The Douglas-MacPhees’ van was parked along the street in a resident’s parking space. Kalix got out of Decembrius’s car. She noticed that he was arranging his hair in the rear-view mirror.
“Do you have to do that now?”
“Why not?” sad Decembrius, unabashed. “Nothing wrong with looking good.”
“It doesn’t look that good.”
“That’s not what you said before.”
“I’ve never said anything about your hair.”
“Yes, you did, you said you liked it now it was longer.”
“I don’t remember saying that.”
D
ecembrius had changed in the past year. When he was an associate of Sarapen’s, he’d worn a suit. Now he had a leather jacket and his hair was long, swept back and a brighter shade of red than it used to be. It did look good, but Kalix wasn’t about to tell him that. They walked toward the door beside the health food shop.
Kalix hesitated. “What are we going to do? Just ring the doorbell?”
“Why not?” asked Decembrius.
“It’s going to look strange, me ringing their doorbell.”
Kalix felt silly at the prospect of ringing the bell. Duncan Douglas-MacPhee would laugh at her, if he didn’t just attack her first.
“Probably the hunters just followed them and now they’ve gone,” said Kalix. “We should leave. You can call them and tell them you saw hunters following them.”
Decembrius was no longer listening. He’d walked up to the door and was staring at it fixedly.

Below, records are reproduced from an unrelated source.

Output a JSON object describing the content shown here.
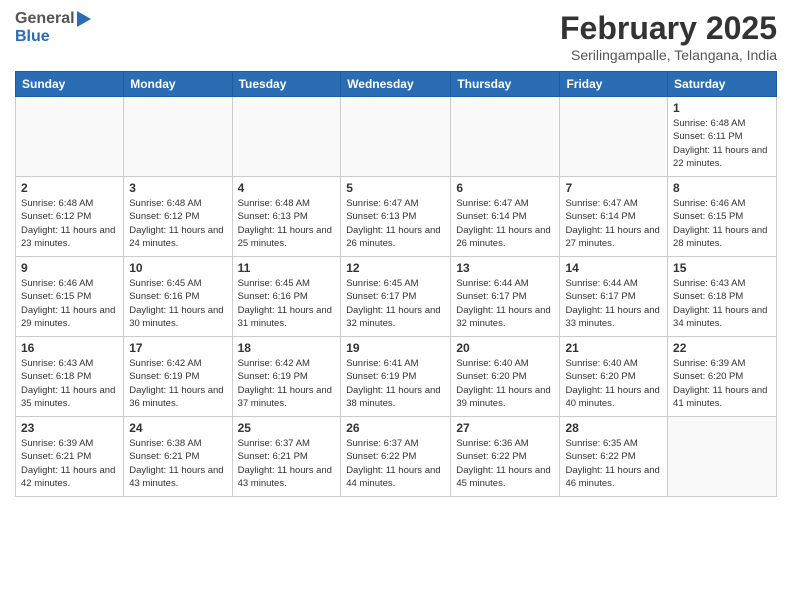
{
  "header": {
    "logo_general": "General",
    "logo_blue": "Blue",
    "month_title": "February 2025",
    "subtitle": "Serilingampalle, Telangana, India"
  },
  "days_of_week": [
    "Sunday",
    "Monday",
    "Tuesday",
    "Wednesday",
    "Thursday",
    "Friday",
    "Saturday"
  ],
  "weeks": [
    [
      {
        "day": "",
        "info": ""
      },
      {
        "day": "",
        "info": ""
      },
      {
        "day": "",
        "info": ""
      },
      {
        "day": "",
        "info": ""
      },
      {
        "day": "",
        "info": ""
      },
      {
        "day": "",
        "info": ""
      },
      {
        "day": "1",
        "info": "Sunrise: 6:48 AM\nSunset: 6:11 PM\nDaylight: 11 hours and 22 minutes."
      }
    ],
    [
      {
        "day": "2",
        "info": "Sunrise: 6:48 AM\nSunset: 6:12 PM\nDaylight: 11 hours and 23 minutes."
      },
      {
        "day": "3",
        "info": "Sunrise: 6:48 AM\nSunset: 6:12 PM\nDaylight: 11 hours and 24 minutes."
      },
      {
        "day": "4",
        "info": "Sunrise: 6:48 AM\nSunset: 6:13 PM\nDaylight: 11 hours and 25 minutes."
      },
      {
        "day": "5",
        "info": "Sunrise: 6:47 AM\nSunset: 6:13 PM\nDaylight: 11 hours and 26 minutes."
      },
      {
        "day": "6",
        "info": "Sunrise: 6:47 AM\nSunset: 6:14 PM\nDaylight: 11 hours and 26 minutes."
      },
      {
        "day": "7",
        "info": "Sunrise: 6:47 AM\nSunset: 6:14 PM\nDaylight: 11 hours and 27 minutes."
      },
      {
        "day": "8",
        "info": "Sunrise: 6:46 AM\nSunset: 6:15 PM\nDaylight: 11 hours and 28 minutes."
      }
    ],
    [
      {
        "day": "9",
        "info": "Sunrise: 6:46 AM\nSunset: 6:15 PM\nDaylight: 11 hours and 29 minutes."
      },
      {
        "day": "10",
        "info": "Sunrise: 6:45 AM\nSunset: 6:16 PM\nDaylight: 11 hours and 30 minutes."
      },
      {
        "day": "11",
        "info": "Sunrise: 6:45 AM\nSunset: 6:16 PM\nDaylight: 11 hours and 31 minutes."
      },
      {
        "day": "12",
        "info": "Sunrise: 6:45 AM\nSunset: 6:17 PM\nDaylight: 11 hours and 32 minutes."
      },
      {
        "day": "13",
        "info": "Sunrise: 6:44 AM\nSunset: 6:17 PM\nDaylight: 11 hours and 32 minutes."
      },
      {
        "day": "14",
        "info": "Sunrise: 6:44 AM\nSunset: 6:17 PM\nDaylight: 11 hours and 33 minutes."
      },
      {
        "day": "15",
        "info": "Sunrise: 6:43 AM\nSunset: 6:18 PM\nDaylight: 11 hours and 34 minutes."
      }
    ],
    [
      {
        "day": "16",
        "info": "Sunrise: 6:43 AM\nSunset: 6:18 PM\nDaylight: 11 hours and 35 minutes."
      },
      {
        "day": "17",
        "info": "Sunrise: 6:42 AM\nSunset: 6:19 PM\nDaylight: 11 hours and 36 minutes."
      },
      {
        "day": "18",
        "info": "Sunrise: 6:42 AM\nSunset: 6:19 PM\nDaylight: 11 hours and 37 minutes."
      },
      {
        "day": "19",
        "info": "Sunrise: 6:41 AM\nSunset: 6:19 PM\nDaylight: 11 hours and 38 minutes."
      },
      {
        "day": "20",
        "info": "Sunrise: 6:40 AM\nSunset: 6:20 PM\nDaylight: 11 hours and 39 minutes."
      },
      {
        "day": "21",
        "info": "Sunrise: 6:40 AM\nSunset: 6:20 PM\nDaylight: 11 hours and 40 minutes."
      },
      {
        "day": "22",
        "info": "Sunrise: 6:39 AM\nSunset: 6:20 PM\nDaylight: 11 hours and 41 minutes."
      }
    ],
    [
      {
        "day": "23",
        "info": "Sunrise: 6:39 AM\nSunset: 6:21 PM\nDaylight: 11 hours and 42 minutes."
      },
      {
        "day": "24",
        "info": "Sunrise: 6:38 AM\nSunset: 6:21 PM\nDaylight: 11 hours and 43 minutes."
      },
      {
        "day": "25",
        "info": "Sunrise: 6:37 AM\nSunset: 6:21 PM\nDaylight: 11 hours and 43 minutes."
      },
      {
        "day": "26",
        "info": "Sunrise: 6:37 AM\nSunset: 6:22 PM\nDaylight: 11 hours and 44 minutes."
      },
      {
        "day": "27",
        "info": "Sunrise: 6:36 AM\nSunset: 6:22 PM\nDaylight: 11 hours and 45 minutes."
      },
      {
        "day": "28",
        "info": "Sunrise: 6:35 AM\nSunset: 6:22 PM\nDaylight: 11 hours and 46 minutes."
      },
      {
        "day": "",
        "info": ""
      }
    ]
  ]
}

Kalix caught up with him. “What is it—” she began, but didn’t finish the sentence. She picked up the same scent as Decembrius. The smell of blood was coming from behind the door, unnoticeable to the people who walked by on the pavement, but distinctive to Kalix and Decembrius.
Decembrius looked around. “Give me some cover.”
Kalix leaned against him, spreading her coat a little, as if putting her arms around him. When there were no pedestrians nearby, Decembrius slammed his elbow into the door. There was a loud noise as the lock broke, but with the traffic in the street, no one seemed to notice. Decembrius backed quickly inside, followed by Kalix. They found themselves in a dark stairway. The smell of blood was overwhelming. Decembrius pushed the light switch then ran up the stairs.
The door to the flat was open. Kalix and Decembrius rushed in. In the hallway, Duncan Douglas-MacPhee was lying face down in a puddle of blood. His sister Rhona lay beside him, on her side, with a wound in her heart. Their huge cousin William was slumped in the doorway to the next room. Decembrius swiftly felt for a pulse on each body.